Session 5.3 - Integration Strategy & Planning

Chapter 9: Integration & System Testing | Duration: 1 hr

Learning Objectives

By the end of this session, you will be able to:

  • Define an integration strategy that minimizes risk
  • Order component integration by dependencies and risk
  • Decide when to use drivers/stubs vs. building real neighbors
  • Prepare integration environment and data

Introduction

Integration is where architectural mistakes surface. Chapter 9 emphasizes planning integration order, minimizing special drivers/stubs, and preparing an environment that mirrors real use.

Integration Strategy

Key Moves
  • Integrate high-risk interfaces early.
  • Use cycle scope to learn from early integration failures.
  • Align with integration test plan produced during design.

Order & Dependencies

Sequence integration to reduce rework:

  • Start with stable, low-dependency components.
  • Integrate components that provide services before those that consume them.
  • Consider data/control flow to avoid circular waits.

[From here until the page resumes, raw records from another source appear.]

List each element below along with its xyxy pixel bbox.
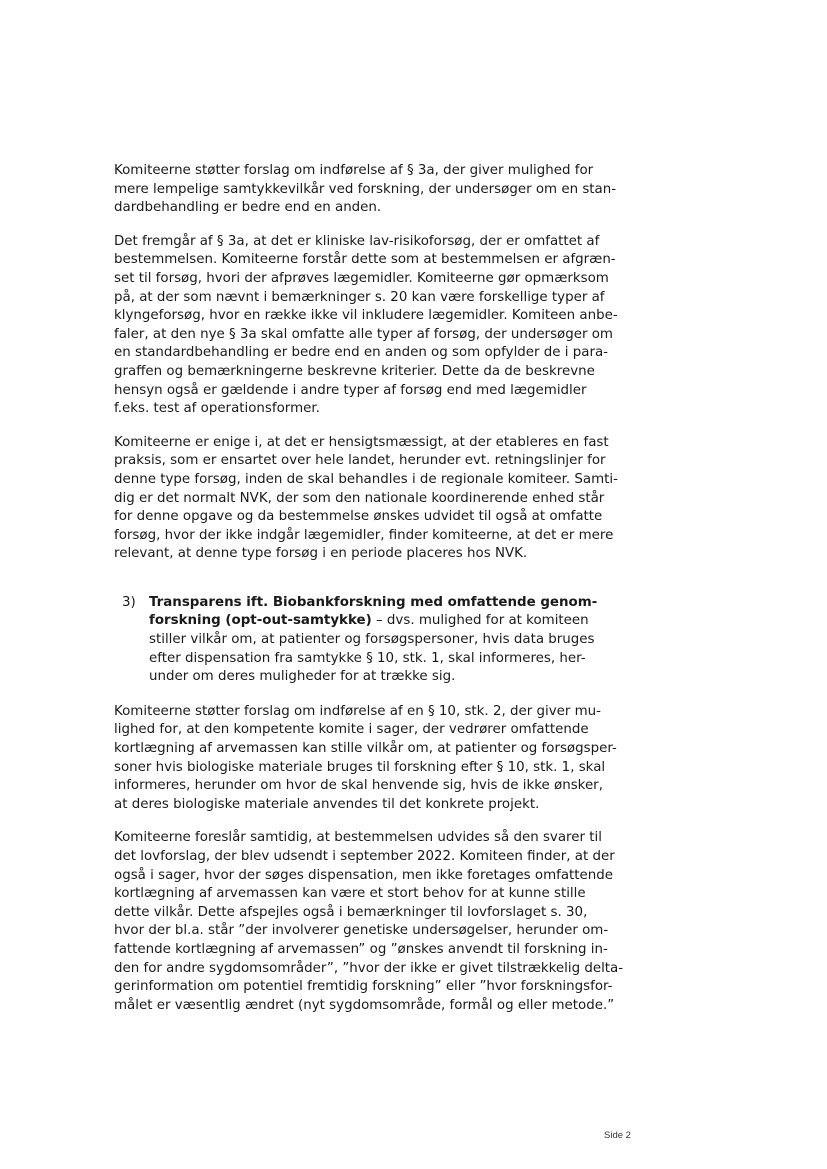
paragraph-2: Det fremgår af § 3a, at det er kliniske lav-risikoforsøg, der er omfattet af bestemmelsen. Komiteerne forstår dette som at bestemmelsen er afgræn- set til forsøg, hvori der afprøves lægemidler. Komiteerne gør opmærksom på, at der som nævnt i bemærkninger s. 20 kan være forskellige typer af klyngeforsøg, hvor en række ikke vil inkludere lægemidler. Komiteen anbe- faler, at den nye § 3a skal omfatte alle typer af forsøg, der undersøger om en standardbehandling er bedre end en anden og som opfylder de i para- graffen og bemærkningerne beskrevne kriterier. Dette da de beskrevne hensyn også er gældende i andre typer af forsøg end med lægemidler f.eks. test af operationsformer. xyxy=(114,233,618,417)
paragraph-3: Komiteerne er enige i, at det er hensigtsmæssigt, at der etableres en fast praksis, som er ensartet over hele landet, herunder evt. retningslinjer for denne type forsøg, inden de skal behandles i de regionale komiteer. Samti- dig er det normalt NVK, der som den nationale koordinerende enhed står for denne opgave og da bestemmelse ønskes udvidet til også at omfatte forsøg, hvor der ikke indgår lægemidler, finder komiteerne, at det er mere relevant, at denne type forsøg i en periode placeres hos NVK. xyxy=(114,434,618,562)
page-number: Side 2 xyxy=(604,1130,631,1141)
list-heading-line-1: Transparens ift. Biobankforskning med omfattende genom- xyxy=(149,594,598,610)
document-body xyxy=(114,162,634,1015)
paragraph-4: Komiteerne støtter forslag om indførelse af en § 10, stk. 2, der giver mu- lighed for, at den kompetente komite i sager, der vedrører omfattende kortlægning af arvemassen kan stille vilkår om, at patienter og forsøgsper- soner hvis biologiske materiale bruges til forskning efter § 10, stk. 1, skal informeres, herunder om hvor de skal henvende sig, hvis de ikke ønsker, at deres biologiske materiale anvendes til det konkrete projekt. xyxy=(114,703,617,812)
list-text-line-2: – dvs. mulighed for at komiteen xyxy=(371,613,589,629)
paragraph-1: Komiteerne støtter forslag om indførelse af § 3a, der giver mulighed for mere lempelige samtykkevilkår ved forskning, der undersøger om en stan- dardbehandling er bedre end en anden. xyxy=(114,163,617,216)
numbered-item-3: 3) Transparens ift. Biobankforskning med omfattende genom- forskning (opt-out-samtykke) – dvs. mulighed for at komiteen stiller vilkår om, at patienter og forsøgspersoner, hvis data bruges efter dispensation fra samtykke § 10, stk. 1, skal informeres, her- under om deres muligheder for at trække sig. xyxy=(114,594,634,687)
list-heading-line-2: forskning (opt-out-samtykke) xyxy=(149,613,372,629)
list-number: 3) xyxy=(122,594,136,610)
paragraph-5: Komiteerne foreslår samtidig, at bestemmelsen udvides så den svarer til det lovforslag, der blev udsendt i september 2022. Komiteen finder, at der også i sager, hvor der søges dispensation, men ikke foretages omfattende kortlægning af arvemassen kan være et stort behov for at kunne stille dette vilkår. Dette afspejles også i bemærkninger til lovforslaget s. 30, hvor der bl.a. står ”der involverer genetiske undersøgelser, herunder om- fattende kortlægning af arvemassen” og ”ønskes anvendt til forskning in- den for andre sygdomsområder”, ”hvor der ikke er givet tilstrækkelig delta- gerinformation om potentiel fremtidig forskning” eller ”hvor forskningsfor- målet er væsentlig ændret (nyt sygdomsområde, formål og eller metode.” xyxy=(114,830,624,1013)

Drivers, Stubs, and Environment

Aid When to Use Goal
Drivers To call lower-level components before callers are ready. Exercise services early; reduce blockages.
Stubs To simulate not-yet-built services for a caller. Let callers progress; keep interfaces stable.
Real neighbors Preferred; plan build order to minimize test scaffolding. Reduce waste and mismatch risk.

Prepare realistic data sets and environment configurations before integration runs.

Summary

  • Plan integration deliberately—order by dependencies and risk.
  • Use drivers/stubs sparingly; prefer real neighbors where possible.
  • Re-use the integration test plan created during design.
  • Set up environment and data before integration starts.